PanelTR: Zero-Shot Table Reasoning Framework Through Multi-Agent Scientific Discussion
Yiran Rex Ma
TL;DR
PanelTR proposes a zero-shot, multi-agent framework where five scientist personas conduct Investigation, Self-Review, and Peer-Review to perform robust table reasoning without task-specific training data. By formalizing problem analysis, iterative validation, and collaborative deliberation, PanelTR leverages semantic understanding and structured discourse to surpass vanilla LLMs and rival supervised approaches across multiple benchmarks. Experiments on FEVEROUS, TAT-QA, WikiSQL, and SEM-TAB-FACTS show competitive performance, with ablations highlighting the positive roles of Investigation, Self-Review, and Peer-Review and revealing trade-offs in iteration and task type. The work demonstrates that disciplined methodological frameworks can meaningfully enhance foundation-model reasoning, offering a practical path for complex information extraction and verification without extensive data augmentation.
Abstract
Table reasoning, including tabular QA and fact verification, often depends on annotated data or complex data augmentation, limiting flexibility and generalization.
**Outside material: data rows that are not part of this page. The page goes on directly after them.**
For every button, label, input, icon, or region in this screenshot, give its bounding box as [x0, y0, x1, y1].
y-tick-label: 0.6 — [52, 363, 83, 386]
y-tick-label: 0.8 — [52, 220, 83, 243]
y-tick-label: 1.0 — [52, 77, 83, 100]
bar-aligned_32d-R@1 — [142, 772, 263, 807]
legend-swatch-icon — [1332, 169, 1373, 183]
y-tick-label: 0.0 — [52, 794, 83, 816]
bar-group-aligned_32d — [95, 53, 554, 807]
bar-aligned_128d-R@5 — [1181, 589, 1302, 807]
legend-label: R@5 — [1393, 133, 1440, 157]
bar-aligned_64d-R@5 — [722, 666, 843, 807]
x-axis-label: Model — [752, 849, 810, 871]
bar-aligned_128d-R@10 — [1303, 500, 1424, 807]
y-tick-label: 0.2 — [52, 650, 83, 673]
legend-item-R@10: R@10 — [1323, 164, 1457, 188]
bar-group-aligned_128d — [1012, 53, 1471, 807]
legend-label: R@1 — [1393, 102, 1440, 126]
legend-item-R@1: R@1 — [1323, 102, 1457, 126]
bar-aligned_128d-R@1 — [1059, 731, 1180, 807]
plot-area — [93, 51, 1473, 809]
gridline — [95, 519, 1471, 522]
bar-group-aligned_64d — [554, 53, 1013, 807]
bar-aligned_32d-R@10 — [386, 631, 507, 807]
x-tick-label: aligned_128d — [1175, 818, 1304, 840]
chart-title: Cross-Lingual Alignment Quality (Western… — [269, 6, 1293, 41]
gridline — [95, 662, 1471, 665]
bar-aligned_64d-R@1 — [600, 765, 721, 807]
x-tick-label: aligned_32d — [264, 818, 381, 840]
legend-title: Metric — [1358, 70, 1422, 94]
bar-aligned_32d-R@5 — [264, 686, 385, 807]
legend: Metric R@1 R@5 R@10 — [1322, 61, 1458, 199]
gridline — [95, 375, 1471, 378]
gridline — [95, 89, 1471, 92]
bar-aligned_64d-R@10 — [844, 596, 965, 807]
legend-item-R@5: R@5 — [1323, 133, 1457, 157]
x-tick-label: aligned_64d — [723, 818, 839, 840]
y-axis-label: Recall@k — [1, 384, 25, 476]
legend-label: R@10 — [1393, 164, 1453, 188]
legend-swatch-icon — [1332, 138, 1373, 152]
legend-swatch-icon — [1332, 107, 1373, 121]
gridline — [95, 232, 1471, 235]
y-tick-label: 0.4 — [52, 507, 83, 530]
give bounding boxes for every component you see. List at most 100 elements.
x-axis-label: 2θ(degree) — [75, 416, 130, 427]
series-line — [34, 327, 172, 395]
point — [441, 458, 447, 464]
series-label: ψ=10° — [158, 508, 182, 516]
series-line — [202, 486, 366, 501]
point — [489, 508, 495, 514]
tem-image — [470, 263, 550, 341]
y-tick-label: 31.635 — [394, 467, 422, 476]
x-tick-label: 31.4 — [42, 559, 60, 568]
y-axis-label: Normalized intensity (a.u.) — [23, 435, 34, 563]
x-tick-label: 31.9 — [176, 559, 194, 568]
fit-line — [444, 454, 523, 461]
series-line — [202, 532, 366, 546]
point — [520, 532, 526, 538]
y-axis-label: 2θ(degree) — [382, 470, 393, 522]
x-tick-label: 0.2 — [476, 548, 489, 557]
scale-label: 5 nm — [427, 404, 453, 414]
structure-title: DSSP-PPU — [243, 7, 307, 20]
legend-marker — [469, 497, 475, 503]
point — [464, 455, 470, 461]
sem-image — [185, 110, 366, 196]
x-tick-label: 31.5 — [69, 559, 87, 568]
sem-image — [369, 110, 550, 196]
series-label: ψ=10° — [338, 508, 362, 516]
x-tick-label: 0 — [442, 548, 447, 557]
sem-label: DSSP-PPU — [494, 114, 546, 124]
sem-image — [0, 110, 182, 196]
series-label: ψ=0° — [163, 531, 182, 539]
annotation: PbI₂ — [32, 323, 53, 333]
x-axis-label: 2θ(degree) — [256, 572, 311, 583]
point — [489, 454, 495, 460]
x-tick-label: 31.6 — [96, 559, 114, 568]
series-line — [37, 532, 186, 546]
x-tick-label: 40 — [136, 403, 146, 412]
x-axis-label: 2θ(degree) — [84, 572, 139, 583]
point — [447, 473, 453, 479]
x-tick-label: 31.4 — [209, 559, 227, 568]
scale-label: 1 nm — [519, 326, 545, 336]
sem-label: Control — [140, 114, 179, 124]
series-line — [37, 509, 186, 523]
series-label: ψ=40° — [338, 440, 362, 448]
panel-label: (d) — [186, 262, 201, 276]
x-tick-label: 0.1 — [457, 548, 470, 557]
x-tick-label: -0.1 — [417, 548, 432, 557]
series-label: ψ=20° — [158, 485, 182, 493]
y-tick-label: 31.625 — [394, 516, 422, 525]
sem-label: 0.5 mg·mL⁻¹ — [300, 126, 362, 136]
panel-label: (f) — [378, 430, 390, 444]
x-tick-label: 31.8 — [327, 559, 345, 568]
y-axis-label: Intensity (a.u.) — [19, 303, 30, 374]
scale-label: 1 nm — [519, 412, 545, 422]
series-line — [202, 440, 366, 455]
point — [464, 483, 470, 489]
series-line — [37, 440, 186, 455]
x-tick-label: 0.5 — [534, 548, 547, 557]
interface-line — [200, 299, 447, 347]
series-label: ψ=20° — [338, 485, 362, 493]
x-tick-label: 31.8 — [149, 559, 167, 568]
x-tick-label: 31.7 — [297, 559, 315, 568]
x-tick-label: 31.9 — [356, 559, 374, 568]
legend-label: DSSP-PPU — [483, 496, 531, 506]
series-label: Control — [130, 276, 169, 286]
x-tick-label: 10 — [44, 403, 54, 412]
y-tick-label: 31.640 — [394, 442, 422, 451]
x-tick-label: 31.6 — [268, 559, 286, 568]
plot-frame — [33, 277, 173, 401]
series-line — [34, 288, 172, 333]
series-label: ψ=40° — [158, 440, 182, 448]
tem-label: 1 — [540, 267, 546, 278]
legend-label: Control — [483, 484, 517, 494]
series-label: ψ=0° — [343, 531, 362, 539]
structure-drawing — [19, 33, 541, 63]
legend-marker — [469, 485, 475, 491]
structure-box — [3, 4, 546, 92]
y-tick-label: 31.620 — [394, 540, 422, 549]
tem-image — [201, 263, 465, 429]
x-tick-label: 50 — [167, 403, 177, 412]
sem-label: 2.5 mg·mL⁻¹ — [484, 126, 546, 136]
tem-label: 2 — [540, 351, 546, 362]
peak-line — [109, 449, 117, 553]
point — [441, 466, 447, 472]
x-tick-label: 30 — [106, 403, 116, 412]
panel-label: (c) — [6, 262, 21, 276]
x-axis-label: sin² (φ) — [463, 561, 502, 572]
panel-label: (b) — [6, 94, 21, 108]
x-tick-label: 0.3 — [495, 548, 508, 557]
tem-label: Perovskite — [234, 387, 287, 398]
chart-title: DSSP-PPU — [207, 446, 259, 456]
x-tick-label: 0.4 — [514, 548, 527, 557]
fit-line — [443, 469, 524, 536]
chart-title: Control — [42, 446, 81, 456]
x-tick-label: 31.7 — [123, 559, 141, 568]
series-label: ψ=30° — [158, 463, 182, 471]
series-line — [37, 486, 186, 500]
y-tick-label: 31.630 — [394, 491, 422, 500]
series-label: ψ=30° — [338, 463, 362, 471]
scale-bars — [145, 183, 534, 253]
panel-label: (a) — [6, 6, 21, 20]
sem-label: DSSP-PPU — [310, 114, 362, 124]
LLMs, despite their versatility, often underperform compared to simple supervised models. To approach these issues, we introduce PanelTR, a framework utilizing LLM agent scientists for robust table reasoning through a structured scientific approach. PanelTR's workflow involves agent scientists conducting individual investigations, engaging in self-review, and participating in collaborative peer-review discussions. This process, driven by five scientist personas, enables semantic-level transfer without relying on data augmentation or parametric optimization. Experiments across four benchmarks show that PanelTR outperforms vanilla LLMs and rivals fully supervised models, all while remaining independent of training data. Our findings indicate that structured scientific methodology can effectively handle complex tasks beyond table reasoning with flexible semantic understanding in a zero-shot context.